Till date, the vision of the founder has been to build mega enterprises. And despite one view that the finance will be an NBFC, offering lending and insurance broking services, more products will soon be offered. Bajaj Finance, one of the largest NBFCs, also started by offering finance for scooters before it branched out into a full-fledged consumer lending company.

“Creating a finance vertical is a natural progression,” says A. Balasubramanian, who feels that with the growth in digital transactions a large pool of customers and vendors offering personal finance also makes sense. “It is natural that a finance play will be rolled out sooner rather than later. Possibly, the Facebook investment in Jio Platform will leverage on WhatsApp Pay/WhatsApp Commerce. It would be incorrect to compare Reliance's foray into any business segment with any of the incumbents. It sets its own benchmarks,” says Krishna Kumar Karwa. One view however is that operating a shadow bank may be a difficult proposition as unlike banks, it will be difficult for a new NBFC to get access to low interest deposits.

Be that as it may, Reliance already has two new growth verticals in place with a fledging finance business in the making. This also may become a vertical in its own right. All conglomerates including Tatas, Birlas, Bajaj, have their own finance companies catering to the needs of their consumers across the group and new customers outside. Reliance Industries, though a latecomer, may well become a leader, sooner than one may anticipate.

The existing business of oil, refining, exploration, petrochemicals and retailing is all clubbed in its new Reliance Oil to Chemicals company which is still the single largest and most profitable one.

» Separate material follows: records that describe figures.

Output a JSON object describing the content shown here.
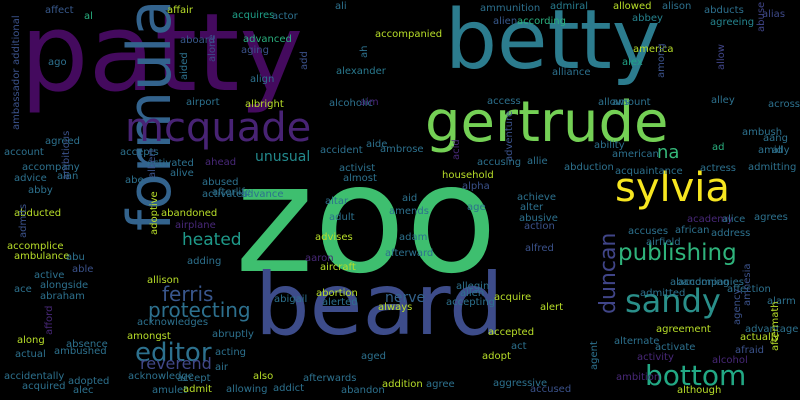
{
  "word_cloud": {
    "background": "#000000",
    "palette": [
      "#440154",
      "#482878",
      "#3e4a89",
      "#31688e",
      "#26828e",
      "#1f9e89",
      "#35b779",
      "#6ece58",
      "#b5de2b",
      "#fde725"
    ],
    "words": [
      {
        "text": "zoo",
        "weight": 100,
        "color": "#3ebf6f"
      },
      {
        "text": "patty",
        "weight": 92,
        "color": "#440a5e"
      },
      {
        "text": "betty",
        "weight": 80,
        "color": "#2c7c8e"
      },
      {
        "text": "beard",
        "weight": 72,
        "color": "#3d4c8a"
      },
      {
        "text": "gertrude",
        "weight": 50,
        "color": "#74d055"
      },
      {
        "text": "formula",
        "weight": 42,
        "color": "#33638d"
      },
      {
        "text": "mcquade",
        "weight": 40,
        "color": "#482374"
      },
      {
        "text": "sylvia",
        "weight": 36,
        "color": "#f7e620"
      },
      {
        "text": "sandy",
        "weight": 30,
        "color": "#2a8f8a"
      },
      {
        "text": "bottom",
        "weight": 27,
        "color": "#22a884"
      },
      {
        "text": "editor",
        "weight": 24,
        "color": "#2d718e"
      },
      {
        "text": "publishing",
        "weight": 22,
        "color": "#2fb47c"
      },
      {
        "text": "protecting",
        "weight": 20,
        "color": "#2d708e"
      },
      {
        "text": "ferris",
        "weight": 20,
        "color": "#39568c"
      },
      {
        "text": "duncan",
        "weight": 18,
        "color": "#404588"
      },
      {
        "text": "heated",
        "weight": 17,
        "color": "#1f9a8a"
      },
      {
        "text": "reverend",
        "weight": 16,
        "color": "#404788"
      },
      {
        "text": "na",
        "weight": 16,
        "color": "#35b779"
      },
      {
        "text": "unusual",
        "weight": 14,
        "color": "#238a8d"
      },
      {
        "text": "nerve",
        "weight": 14,
        "color": "#33638d"
      },
      {
        "text": "affect",
        "weight": 5,
        "color": "#38598c"
      },
      {
        "text": "al",
        "weight": 5,
        "color": "#29af7f"
      },
      {
        "text": "affair",
        "weight": 5,
        "color": "#b8de29"
      },
      {
        "text": "acquires",
        "weight": 5,
        "color": "#1fa088"
      },
      {
        "text": "actor",
        "weight": 5,
        "color": "#2d718e"
      },
      {
        "text": "ali",
        "weight": 5,
        "color": "#2d718e"
      },
      {
        "text": "ammunition",
        "weight": 5,
        "color": "#2d708e"
      },
      {
        "text": "admiral",
        "weight": 5,
        "color": "#287c8e"
      },
      {
        "text": "allowed",
        "weight": 5,
        "color": "#b8de29"
      },
      {
        "text": "alison",
        "weight": 5,
        "color": "#2d718e"
      },
      {
        "text": "abducts",
        "weight": 5,
        "color": "#2d708e"
      },
      {
        "text": "alien",
        "weight": 5,
        "color": "#38598c"
      },
      {
        "text": "according",
        "weight": 5,
        "color": "#2ab07f"
      },
      {
        "text": "abbey",
        "weight": 5,
        "color": "#26828e"
      },
      {
        "text": "agreeing",
        "weight": 5,
        "color": "#25848e"
      },
      {
        "text": "accompanied",
        "weight": 5,
        "color": "#b8de29"
      },
      {
        "text": "aboard",
        "weight": 5,
        "color": "#38598c"
      },
      {
        "text": "advanced",
        "weight": 5,
        "color": "#2ab07f"
      },
      {
        "text": "aging",
        "weight": 5,
        "color": "#3b528b"
      },
      {
        "text": "ago",
        "weight": 5,
        "color": "#2d708e"
      },
      {
        "text": "ah",
        "weight": 5,
        "color": "#2d718e"
      },
      {
        "text": "alexander",
        "weight": 5,
        "color": "#29798e"
      },
      {
        "text": "america",
        "weight": 5,
        "color": "#b8de29"
      },
      {
        "text": "alex",
        "weight": 5,
        "color": "#20a386"
      },
      {
        "text": "alliance",
        "weight": 5,
        "color": "#2d718e"
      },
      {
        "text": "among",
        "weight": 5,
        "color": "#3b528b"
      },
      {
        "text": "allow",
        "weight": 5,
        "color": "#404588"
      },
      {
        "text": "abuse",
        "weight": 5,
        "color": "#404588"
      },
      {
        "text": "alias",
        "weight": 5,
        "color": "#3e4a89"
      },
      {
        "text": "aang",
        "weight": 5,
        "color": "#2d718e"
      },
      {
        "text": "amid",
        "weight": 5,
        "color": "#2d718e"
      },
      {
        "text": "ally",
        "weight": 5,
        "color": "#2d718e"
      },
      {
        "text": "ad",
        "weight": 5,
        "color": "#2ab07f"
      },
      {
        "text": "across",
        "weight": 5,
        "color": "#2d718e"
      },
      {
        "text": "alley",
        "weight": 5,
        "color": "#2d718e"
      },
      {
        "text": "amount",
        "weight": 5,
        "color": "#2d718e"
      },
      {
        "text": "allows",
        "weight": 5,
        "color": "#2d718e"
      },
      {
        "text": "access",
        "weight": 5,
        "color": "#2d718e"
      },
      {
        "text": "ambush",
        "weight": 5,
        "color": "#2d718e"
      },
      {
        "text": "airport",
        "weight": 5,
        "color": "#2d718e"
      },
      {
        "text": "albright",
        "weight": 5,
        "color": "#b8de29"
      },
      {
        "text": "alcoholic",
        "weight": 5,
        "color": "#2d718e"
      },
      {
        "text": "aim",
        "weight": 5,
        "color": "#482878"
      },
      {
        "text": "align",
        "weight": 5,
        "color": "#2d718e"
      },
      {
        "text": "aided",
        "weight": 5,
        "color": "#2d718e"
      },
      {
        "text": "add",
        "weight": 5,
        "color": "#3b528b"
      },
      {
        "text": "alone",
        "weight": 5,
        "color": "#3e4a89"
      },
      {
        "text": "ambassador",
        "weight": 5,
        "color": "#3b528b"
      },
      {
        "text": "additional",
        "weight": 5,
        "color": "#3b528b"
      },
      {
        "text": "agreed",
        "weight": 5,
        "color": "#2d718e"
      },
      {
        "text": "account",
        "weight": 5,
        "color": "#2d718e"
      },
      {
        "text": "accompany",
        "weight": 5,
        "color": "#2d718e"
      },
      {
        "text": "advice",
        "weight": 5,
        "color": "#2d718e"
      },
      {
        "text": "abby",
        "weight": 5,
        "color": "#2d718e"
      },
      {
        "text": "alan",
        "weight": 5,
        "color": "#2d718e"
      },
      {
        "text": "accepts",
        "weight": 5,
        "color": "#2d718e"
      },
      {
        "text": "activated",
        "weight": 5,
        "color": "#2d718e"
      },
      {
        "text": "ahead",
        "weight": 5,
        "color": "#482878"
      },
      {
        "text": "alive",
        "weight": 5,
        "color": "#2d718e"
      },
      {
        "text": "abe",
        "weight": 5,
        "color": "#2d718e"
      },
      {
        "text": "albert",
        "weight": 5,
        "color": "#3b528b"
      },
      {
        "text": "abused",
        "weight": 5,
        "color": "#2d718e"
      },
      {
        "text": "activates",
        "weight": 5,
        "color": "#2d718e"
      },
      {
        "text": "advance",
        "weight": 5,
        "color": "#2d718e"
      },
      {
        "text": "accident",
        "weight": 5,
        "color": "#2d718e"
      },
      {
        "text": "aide",
        "weight": 5,
        "color": "#2d718e"
      },
      {
        "text": "ambrose",
        "weight": 5,
        "color": "#2d718e"
      },
      {
        "text": "almost",
        "weight": 5,
        "color": "#2d718e"
      },
      {
        "text": "activist",
        "weight": 5,
        "color": "#2d718e"
      },
      {
        "text": "acid",
        "weight": 5,
        "color": "#482878"
      },
      {
        "text": "adventure",
        "weight": 5,
        "color": "#3b528b"
      },
      {
        "text": "allie",
        "weight": 5,
        "color": "#2d718e"
      },
      {
        "text": "accusing",
        "weight": 5,
        "color": "#2d718e"
      },
      {
        "text": "abduction",
        "weight": 5,
        "color": "#2d718e"
      },
      {
        "text": "ability",
        "weight": 5,
        "color": "#2d718e"
      },
      {
        "text": "american",
        "weight": 5,
        "color": "#2d718e"
      },
      {
        "text": "acquaintance",
        "weight": 5,
        "color": "#2d718e"
      },
      {
        "text": "actress",
        "weight": 5,
        "color": "#2d718e"
      },
      {
        "text": "admitting",
        "weight": 5,
        "color": "#2d718e"
      },
      {
        "text": "household",
        "weight": 5,
        "color": "#b8de29"
      },
      {
        "text": "alpha",
        "weight": 5,
        "color": "#3b528b"
      },
      {
        "text": "achieve",
        "weight": 5,
        "color": "#2d718e"
      },
      {
        "text": "alter",
        "weight": 5,
        "color": "#2d718e"
      },
      {
        "text": "abusive",
        "weight": 5,
        "color": "#2d718e"
      },
      {
        "text": "action",
        "weight": 5,
        "color": "#3b528b"
      },
      {
        "text": "aid",
        "weight": 5,
        "color": "#2d718e"
      },
      {
        "text": "amends",
        "weight": 5,
        "color": "#2d718e"
      },
      {
        "text": "age",
        "weight": 5,
        "color": "#2d718e"
      },
      {
        "text": "altar",
        "weight": 5,
        "color": "#2d718e"
      },
      {
        "text": "adult",
        "weight": 5,
        "color": "#2d718e"
      },
      {
        "text": "academy",
        "weight": 5,
        "color": "#482878"
      },
      {
        "text": "alice",
        "weight": 5,
        "color": "#2d718e"
      },
      {
        "text": "agrees",
        "weight": 5,
        "color": "#2d718e"
      },
      {
        "text": "african",
        "weight": 5,
        "color": "#2d718e"
      },
      {
        "text": "address",
        "weight": 5,
        "color": "#2d718e"
      },
      {
        "text": "accuses",
        "weight": 5,
        "color": "#2d718e"
      },
      {
        "text": "airfield",
        "weight": 5,
        "color": "#2d718e"
      },
      {
        "text": "abandoned",
        "weight": 5,
        "color": "#b8de29"
      },
      {
        "text": "afterlife",
        "weight": 5,
        "color": "#2d718e"
      },
      {
        "text": "airplane",
        "weight": 5,
        "color": "#482878"
      },
      {
        "text": "adoptive",
        "weight": 5,
        "color": "#b8de29"
      },
      {
        "text": "ambitious",
        "weight": 5,
        "color": "#3b528b"
      },
      {
        "text": "abducted",
        "weight": 5,
        "color": "#b8de29"
      },
      {
        "text": "admits",
        "weight": 5,
        "color": "#3b528b"
      },
      {
        "text": "accomplice",
        "weight": 5,
        "color": "#b8de29"
      },
      {
        "text": "ambulance",
        "weight": 5,
        "color": "#b8de29"
      },
      {
        "text": "advises",
        "weight": 5,
        "color": "#b8de29"
      },
      {
        "text": "adam",
        "weight": 5,
        "color": "#2d718e"
      },
      {
        "text": "alfred",
        "weight": 5,
        "color": "#3b528b"
      },
      {
        "text": "abu",
        "weight": 5,
        "color": "#2d718e"
      },
      {
        "text": "adding",
        "weight": 5,
        "color": "#2d718e"
      },
      {
        "text": "aaron",
        "weight": 5,
        "color": "#482878"
      },
      {
        "text": "afterward",
        "weight": 5,
        "color": "#2d718e"
      },
      {
        "text": "aircraft",
        "weight": 5,
        "color": "#b8de29"
      },
      {
        "text": "abandoning",
        "weight": 5,
        "color": "#2d718e"
      },
      {
        "text": "accompanies",
        "weight": 5,
        "color": "#2d718e"
      },
      {
        "text": "admitted",
        "weight": 5,
        "color": "#2d718e"
      },
      {
        "text": "affection",
        "weight": 5,
        "color": "#2d718e"
      },
      {
        "text": "amnesia",
        "weight": 5,
        "color": "#3b528b"
      },
      {
        "text": "alarm",
        "weight": 5,
        "color": "#2d718e"
      },
      {
        "text": "active",
        "weight": 5,
        "color": "#2d718e"
      },
      {
        "text": "alongside",
        "weight": 5,
        "color": "#2d718e"
      },
      {
        "text": "able",
        "weight": 5,
        "color": "#3b528b"
      },
      {
        "text": "allison",
        "weight": 5,
        "color": "#b8de29"
      },
      {
        "text": "ace",
        "weight": 5,
        "color": "#2d718e"
      },
      {
        "text": "abraham",
        "weight": 5,
        "color": "#2d718e"
      },
      {
        "text": "abortion",
        "weight": 5,
        "color": "#b8de29"
      },
      {
        "text": "allegin",
        "weight": 5,
        "color": "#2d718e"
      },
      {
        "text": "allen",
        "weight": 5,
        "color": "#2d718e"
      },
      {
        "text": "acquire",
        "weight": 5,
        "color": "#b8de29"
      },
      {
        "text": "abigail",
        "weight": 5,
        "color": "#2d718e"
      },
      {
        "text": "alerted",
        "weight": 5,
        "color": "#2d718e"
      },
      {
        "text": "always",
        "weight": 5,
        "color": "#b8de29"
      },
      {
        "text": "accepting",
        "weight": 5,
        "color": "#2d718e"
      },
      {
        "text": "alert",
        "weight": 5,
        "color": "#b8de29"
      },
      {
        "text": "afford",
        "weight": 5,
        "color": "#482878"
      },
      {
        "text": "acknowledges",
        "weight": 5,
        "color": "#2d718e"
      },
      {
        "text": "abruptly",
        "weight": 5,
        "color": "#2d718e"
      },
      {
        "text": "amongst",
        "weight": 5,
        "color": "#b8de29"
      },
      {
        "text": "along",
        "weight": 5,
        "color": "#b8de29"
      },
      {
        "text": "absence",
        "weight": 5,
        "color": "#2d718e"
      },
      {
        "text": "ambushed",
        "weight": 5,
        "color": "#2d718e"
      },
      {
        "text": "actual",
        "weight": 5,
        "color": "#2d718e"
      },
      {
        "text": "accepted",
        "weight": 5,
        "color": "#b8de29"
      },
      {
        "text": "act",
        "weight": 5,
        "color": "#2d718e"
      },
      {
        "text": "adopt",
        "weight": 5,
        "color": "#b8de29"
      },
      {
        "text": "agreement",
        "weight": 5,
        "color": "#b8de29"
      },
      {
        "text": "advantage",
        "weight": 5,
        "color": "#2d718e"
      },
      {
        "text": "agency",
        "weight": 5,
        "color": "#3b528b"
      },
      {
        "text": "actually",
        "weight": 5,
        "color": "#b8de29"
      },
      {
        "text": "alternate",
        "weight": 5,
        "color": "#2d718e"
      },
      {
        "text": "activate",
        "weight": 5,
        "color": "#2d718e"
      },
      {
        "text": "afraid",
        "weight": 5,
        "color": "#3b528b"
      },
      {
        "text": "aftermath",
        "weight": 5,
        "color": "#b8de29"
      },
      {
        "text": "activity",
        "weight": 5,
        "color": "#482878"
      },
      {
        "text": "alcohol",
        "weight": 5,
        "color": "#482878"
      },
      {
        "text": "acting",
        "weight": 5,
        "color": "#2d718e"
      },
      {
        "text": "aged",
        "weight": 5,
        "color": "#2d718e"
      },
      {
        "text": "accidentally",
        "weight": 5,
        "color": "#2d718e"
      },
      {
        "text": "adopted",
        "weight": 5,
        "color": "#2d718e"
      },
      {
        "text": "acknowledge",
        "weight": 5,
        "color": "#2d718e"
      },
      {
        "text": "accept",
        "weight": 5,
        "color": "#2d718e"
      },
      {
        "text": "air",
        "weight": 5,
        "color": "#2d718e"
      },
      {
        "text": "also",
        "weight": 5,
        "color": "#b8de29"
      },
      {
        "text": "acquired",
        "weight": 5,
        "color": "#2d718e"
      },
      {
        "text": "alec",
        "weight": 5,
        "color": "#2d718e"
      },
      {
        "text": "amulet",
        "weight": 5,
        "color": "#2d718e"
      },
      {
        "text": "admit",
        "weight": 5,
        "color": "#b8de29"
      },
      {
        "text": "allowing",
        "weight": 5,
        "color": "#2d718e"
      },
      {
        "text": "addict",
        "weight": 5,
        "color": "#2d718e"
      },
      {
        "text": "afterwards",
        "weight": 5,
        "color": "#2d718e"
      },
      {
        "text": "abandon",
        "weight": 5,
        "color": "#2d718e"
      },
      {
        "text": "addition",
        "weight": 5,
        "color": "#b8de29"
      },
      {
        "text": "agree",
        "weight": 5,
        "color": "#2d718e"
      },
      {
        "text": "aggressive",
        "weight": 5,
        "color": "#2d718e"
      },
      {
        "text": "accused",
        "weight": 5,
        "color": "#3b528b"
      },
      {
        "text": "agent",
        "weight": 5,
        "color": "#2d718e"
      },
      {
        "text": "ambition",
        "weight": 5,
        "color": "#482878"
      },
      {
        "text": "although",
        "weight": 5,
        "color": "#b8de29"
      }
    ]
  }
}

And will fund new forays easily.

The current year may be bad for Reliance Industries, as the first quarter has been virtually a washout period with at least two months being wasted during the lockdown. In FY20, following a sharp decline in crude oil prices in the global market, it had to write down the inventory holdings, taking a hit of over Rs4,000 crore.

Even so, the company managed to put up a reasonably good show following better performance of its technology and retail vertical. On a consolidated basis the company reported a turnover of Rs6.59 lakh crore as against Rs6.25 lakh crore in FY19. While finance costs during the year were higher by almost a third, at Rs22,072 crore as against Rs16,495 crore, profit after tax remained virtually unchanged.

The coming year could show a different picture, in spite of the two months lost during the year. Interest costs would be much lower but the real growth will be seen in FY2022 and beyond. The joker in the pack will of course be Reliance Jio Platforms. The profits from this company could offset the lower earnings from the O2O business.

In the midst of a full-blown crisis everything appears abnormal and vision tends to gets clouded. However once things start improving better clarity will emerge on the earnings. Thankfully Mukesh Ambani does not wear glasses and his vision is likely to be less foggy. His exuberance will be better appreciated in a few months from now.